The event occurred many years ago when I was in high school. I was with my church high school youth group and we were at the house of the guy whose birthday it was. After he cut the cake, he served the cake to everyone else first and then took the last piece. Likewise, with the drinks, he did the same – asked everyone what they wanted (there was a selection of sodas) and then served everyone – again, serving himself last. The service put me into a state of disbelief… after all, it was *his* birthday… shouldn’t he have been the one being served instead of the one serving?
This set of collective memories has, apparently, stuck in my mind for many years and the thought of birthdays have never been the same for me. Now, that is not to say that I have been a servant on all of my birthdays (though, there have been a few throughout the years), but more importantly the experience has helped me with “upside-down” thinking. Upside-down thinking is the type of thinking that only comes from assistance with spiritual understanding. It is where the servants are at the top… where humans will judge the angels… where the King comes as a hunted baby. We would have never written those things into the plot if it were up to us… it is too “upside-down.”
Heather’s birthday recently occurred and I found myself extending un-normal (well, from my “normal”) amounts of grace, understanding, sympathy, and quick forgiveness to her – after all, it was her birthday. And then it hit me… why wasn’t I extending her this grace all the time? … this understanding all the time? … this level of sympathy (or empathy, if warranted) all the time? … to be quick to forgive her all the time? (Colossians 3:12-14)
So, I decided I would start The Birthday Experiment, but not just with my wife, but with others too. What is the birthday experiment? Whenever the desire to naturally be short with someone, unforgiving toward someone, or have a lack of grace toward someone arose within me, I would pretend it is his or her birthday and extend the patience, grace, forgiveness, or love that Christians are called to display toward their neighbor (note: this doesn’t even say “brother” or “friend”… but “neighbor!”The only criteria is that the person be someone you know!). Sometimes, I even say, “Happy Birthday!” to the person.
Now, I know I’m not yet perfect at this birthday experiment (especially for all you readers who know me personally ~smile~), but I’m trying every day… and with practice, increasingly more days will be everyone’s birthday. Since attempting this, I discovered that I have had more interpersonal peace with others and that a rough edge – that can sometimes come out from me – has been sanded down somewhat (though, more work is still necessary).

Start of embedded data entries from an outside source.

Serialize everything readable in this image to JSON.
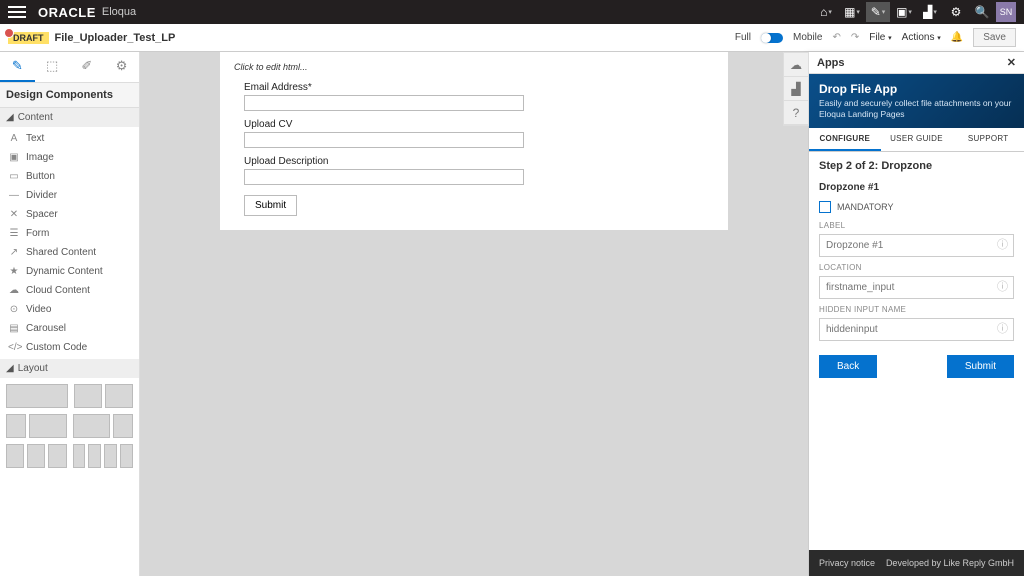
{
  "header": {
    "brand": "ORACLE",
    "product": "Eloqua",
    "user_initials": "SN"
  },
  "subheader": {
    "status": "DRAFT",
    "page_name": "File_Uploader_Test_LP",
    "view_full": "Full",
    "view_mobile": "Mobile",
    "menu_file": "File",
    "menu_actions": "Actions",
    "save": "Save"
  },
  "sidebar": {
    "title": "Design Components",
    "sections": {
      "content": "Content",
      "layout": "Layout"
    },
    "items": [
      "Text",
      "Image",
      "Button",
      "Divider",
      "Spacer",
      "Form",
      "Shared Content",
      "Dynamic Content",
      "Cloud Content",
      "Video",
      "Carousel",
      "Custom Code"
    ],
    "item_icons": [
      "A",
      "▣",
      "▭",
      "—",
      "✕",
      "☰",
      "↗",
      "★",
      "☁",
      "⊙",
      "▤",
      "</>"
    ]
  },
  "form": {
    "hint": "Click to edit html...",
    "fields": {
      "email": "Email Address*",
      "cv": "Upload CV",
      "desc": "Upload Description"
    },
    "submit": "Submit"
  },
  "apps": {
    "title": "Apps",
    "hero_title": "Drop File App",
    "hero_desc": "Easily and securely collect file attachments on your Eloqua Landing Pages",
    "tabs": {
      "configure": "CONFIGURE",
      "guide": "USER GUIDE",
      "support": "SUPPORT"
    },
    "step_title": "Step 2 of 2: Dropzone",
    "dz_title": "Dropzone #1",
    "mandatory": "MANDATORY",
    "label_label": "LABEL",
    "label_ph": "Dropzone #1",
    "location_label": "LOCATION",
    "location_ph": "firstname_input",
    "hidden_label": "HIDDEN INPUT NAME",
    "hidden_ph": "hiddeninput",
    "back": "Back",
    "submit": "Submit",
    "privacy": "Privacy notice",
    "credit": "Developed by Like Reply GmbH"
  }
}
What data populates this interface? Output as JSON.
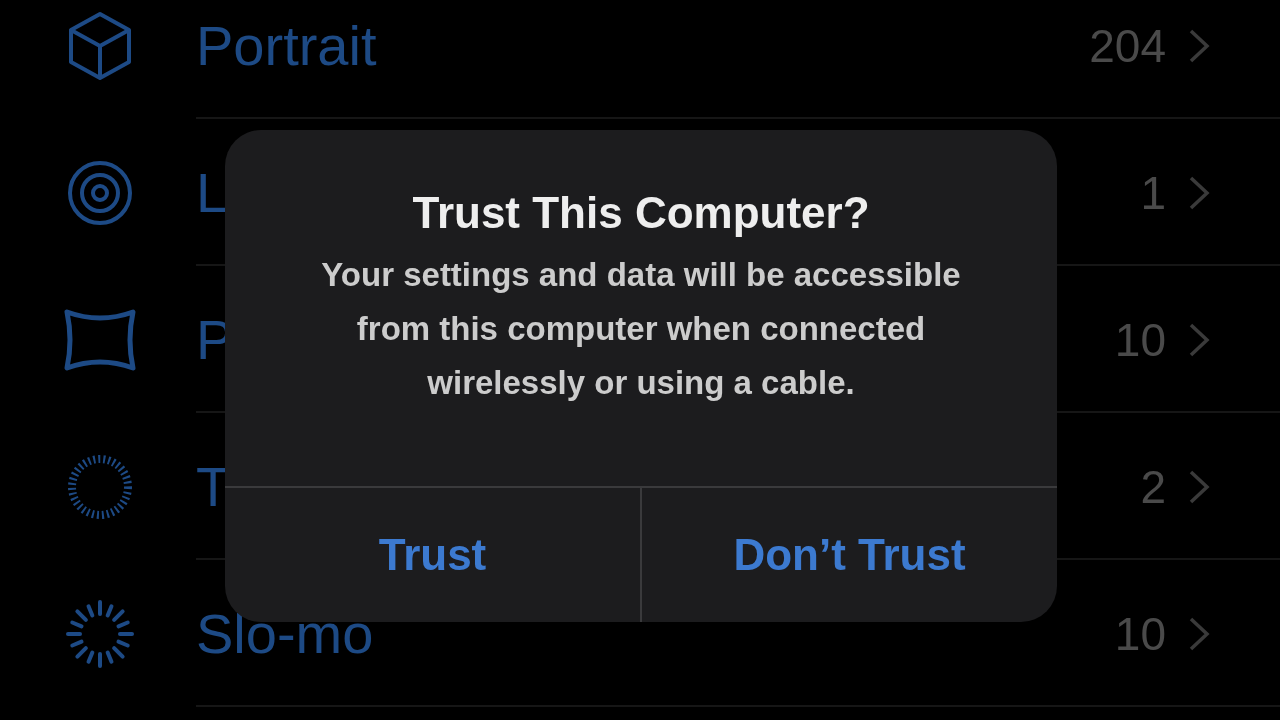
{
  "albums": [
    {
      "label": "Portrait",
      "count": "204"
    },
    {
      "label": "L",
      "count": "1"
    },
    {
      "label": "P",
      "count": "10"
    },
    {
      "label": "T",
      "count": "2"
    },
    {
      "label": "Slo-mo",
      "count": "10"
    }
  ],
  "alert": {
    "title": "Trust This Computer?",
    "message": "Your settings and data will be accessible from this computer when connected wirelessly or using a cable.",
    "buttons": [
      "Trust",
      "Don’t Trust"
    ]
  }
}
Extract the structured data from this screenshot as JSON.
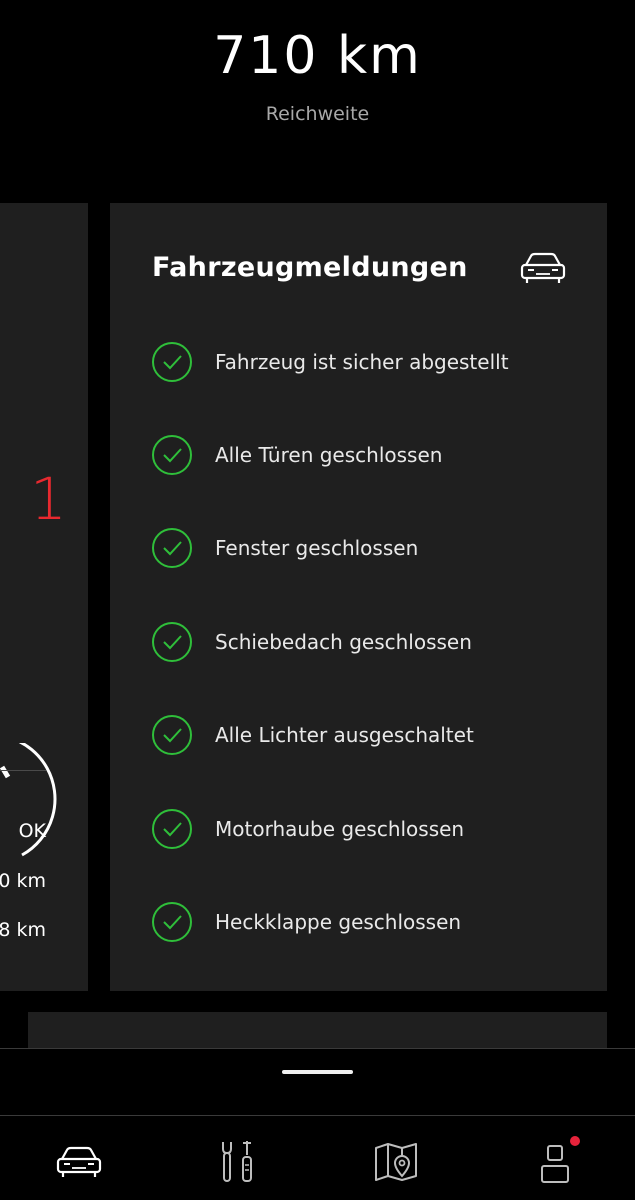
{
  "header": {
    "range_value": "710 km",
    "range_label": "Reichweite"
  },
  "left_card": {
    "partial_number": "1",
    "status_ok": "OK",
    "row_km_1": "0 km",
    "row_km_2": "8 km"
  },
  "vehicle_messages": {
    "title": "Fahrzeugmeldungen",
    "title_icon": "car-icon",
    "status_color": "#2fbf3a",
    "items": [
      {
        "label": "Fahrzeug ist sicher abgestellt",
        "status": "ok"
      },
      {
        "label": "Alle Türen geschlossen",
        "status": "ok"
      },
      {
        "label": "Fenster geschlossen",
        "status": "ok"
      },
      {
        "label": "Schiebedach geschlossen",
        "status": "ok"
      },
      {
        "label": "Alle Lichter ausgeschaltet",
        "status": "ok"
      },
      {
        "label": "Motorhaube geschlossen",
        "status": "ok"
      },
      {
        "label": "Heckklappe geschlossen",
        "status": "ok"
      }
    ]
  },
  "bottom_nav": {
    "items": [
      {
        "icon": "car-icon",
        "active": true
      },
      {
        "icon": "tools-icon",
        "active": false
      },
      {
        "icon": "map-icon",
        "active": false
      },
      {
        "icon": "profile-icon",
        "active": false,
        "notification": true
      }
    ],
    "notification_color": "#e6233b"
  }
}
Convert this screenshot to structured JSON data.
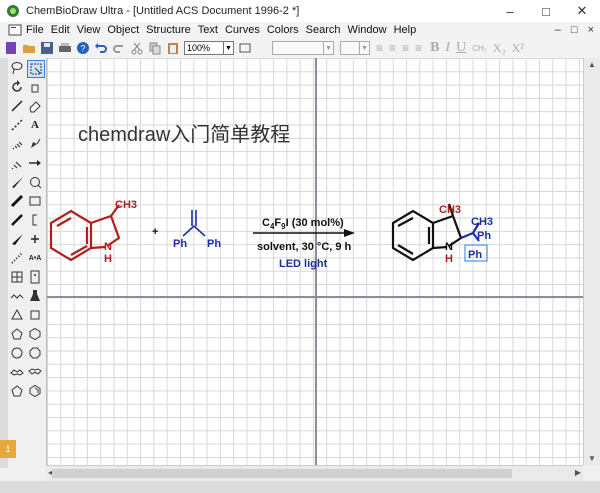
{
  "window": {
    "title": "ChemBioDraw Ultra - [Untitled ACS Document 1996-2 *]",
    "controls": [
      "–",
      "□",
      "✕"
    ]
  },
  "menu": {
    "items": [
      "File",
      "Edit",
      "View",
      "Object",
      "Structure",
      "Text",
      "Curves",
      "Colors",
      "Search",
      "Window",
      "Help"
    ],
    "right": [
      "–",
      "□",
      "×"
    ]
  },
  "toolbar": {
    "zoom": "100%",
    "format_labels": [
      "B",
      "I",
      "U",
      "CH₂",
      "X₂",
      "X²"
    ]
  },
  "canvas": {
    "heading": "chemdraw入门简单教程"
  },
  "scheme": {
    "reactant1": {
      "substituent": "CH3",
      "n": "N",
      "h": "H"
    },
    "plus": "+",
    "reactant2": {
      "left_ph": "Ph",
      "right_ph": "Ph"
    },
    "reagent": {
      "c": "C",
      "sub4": "4",
      "f": "F",
      "sub9": "9",
      "rest": "I (30 mol%)"
    },
    "conditions": "solvent, 30 °C, 9 h",
    "light": "LED light",
    "product": {
      "ch3_ring": "CH3",
      "ch3_side": "CH3",
      "ph_top": "Ph",
      "ph_box": "Ph",
      "n": "N",
      "h": "H"
    }
  },
  "colors": {
    "ring": "#b01e1e",
    "reagent_text": "#111111",
    "led": "#1c2ea6",
    "phenyl": "#1c2ea6",
    "ph_box": "#5aa6e6"
  },
  "taskbar": {
    "badge": "1"
  }
}
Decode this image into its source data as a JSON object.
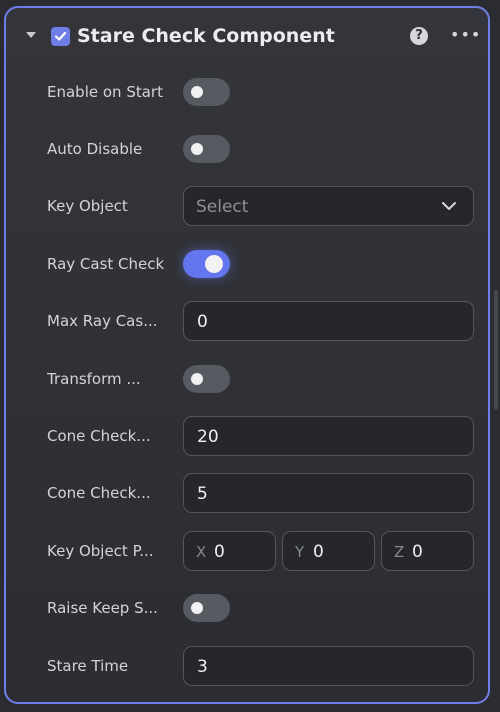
{
  "component": {
    "title": "Stare Check Component",
    "enabled": true,
    "help_icon": "question-icon",
    "more_icon": "more-dots-icon"
  },
  "accent_color": "#6476ef",
  "properties": {
    "enable_on_start": {
      "label": "Enable on Start",
      "on": false
    },
    "auto_disable": {
      "label": "Auto Disable",
      "on": false
    },
    "key_object": {
      "label": "Key Object",
      "placeholder": "Select"
    },
    "ray_cast_check": {
      "label": "Ray Cast Check",
      "on": true
    },
    "max_ray_cast": {
      "label": "Max Ray Cas...",
      "value": "0"
    },
    "transform": {
      "label": "Transform ...",
      "on": false
    },
    "cone_check_1": {
      "label": "Cone Check...",
      "value": "20"
    },
    "cone_check_2": {
      "label": "Cone Check...",
      "value": "5"
    },
    "key_object_pos": {
      "label": "Key Object P...",
      "x_label": "X",
      "x": "0",
      "y_label": "Y",
      "y": "0",
      "z_label": "Z",
      "z": "0"
    },
    "raise_keep": {
      "label": "Raise Keep S...",
      "on": false
    },
    "stare_time": {
      "label": "Stare Time",
      "value": "3"
    }
  }
}
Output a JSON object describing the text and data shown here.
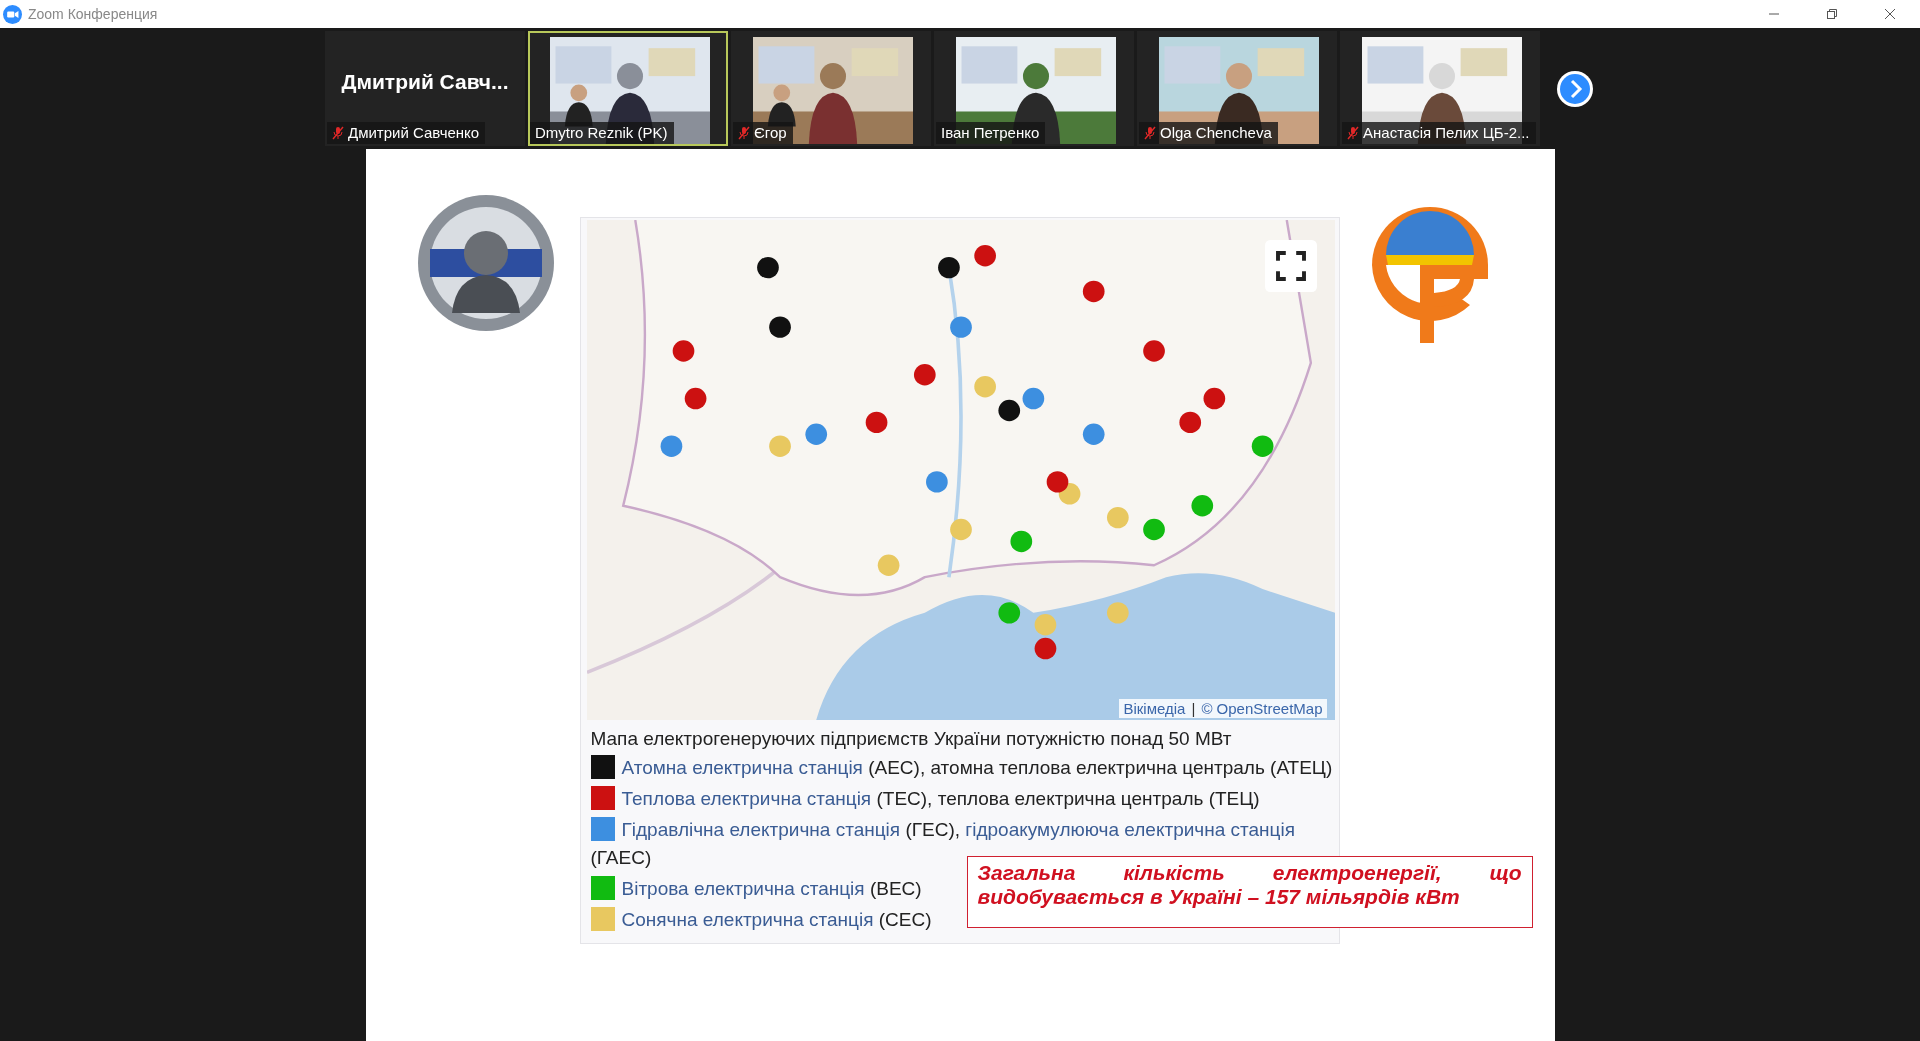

The birthday experiment is especially important in the light of your romantic relationships. Whether you are dating, courting, engaged, or married – treat the other person as if it is always his or her birthday. You will find much more peace injected into your relationship overall (1 Peter 4:8).
So, what do I want from you, dear reader? Join me. Join me in this grand birthday experiment. If you’re having difficulty with someone, pretend it is his or her birthday and extend grace, mercy, forgiveness, patience, and love. Am I saying to blindly forgive every offense? No, there are some issues that will need true reconciliation and/or restitution. And if the issue is repetitive, then yes, it will take some work to remedy the situation. But, imagine within the circumstance that it is his or her birthday. Would you let it go if that were the circumstance? If so, then let it go – forgive the person and move on and tell the person, “Happy birthday.”
What would The Birthday Experiment do to affect your relationships?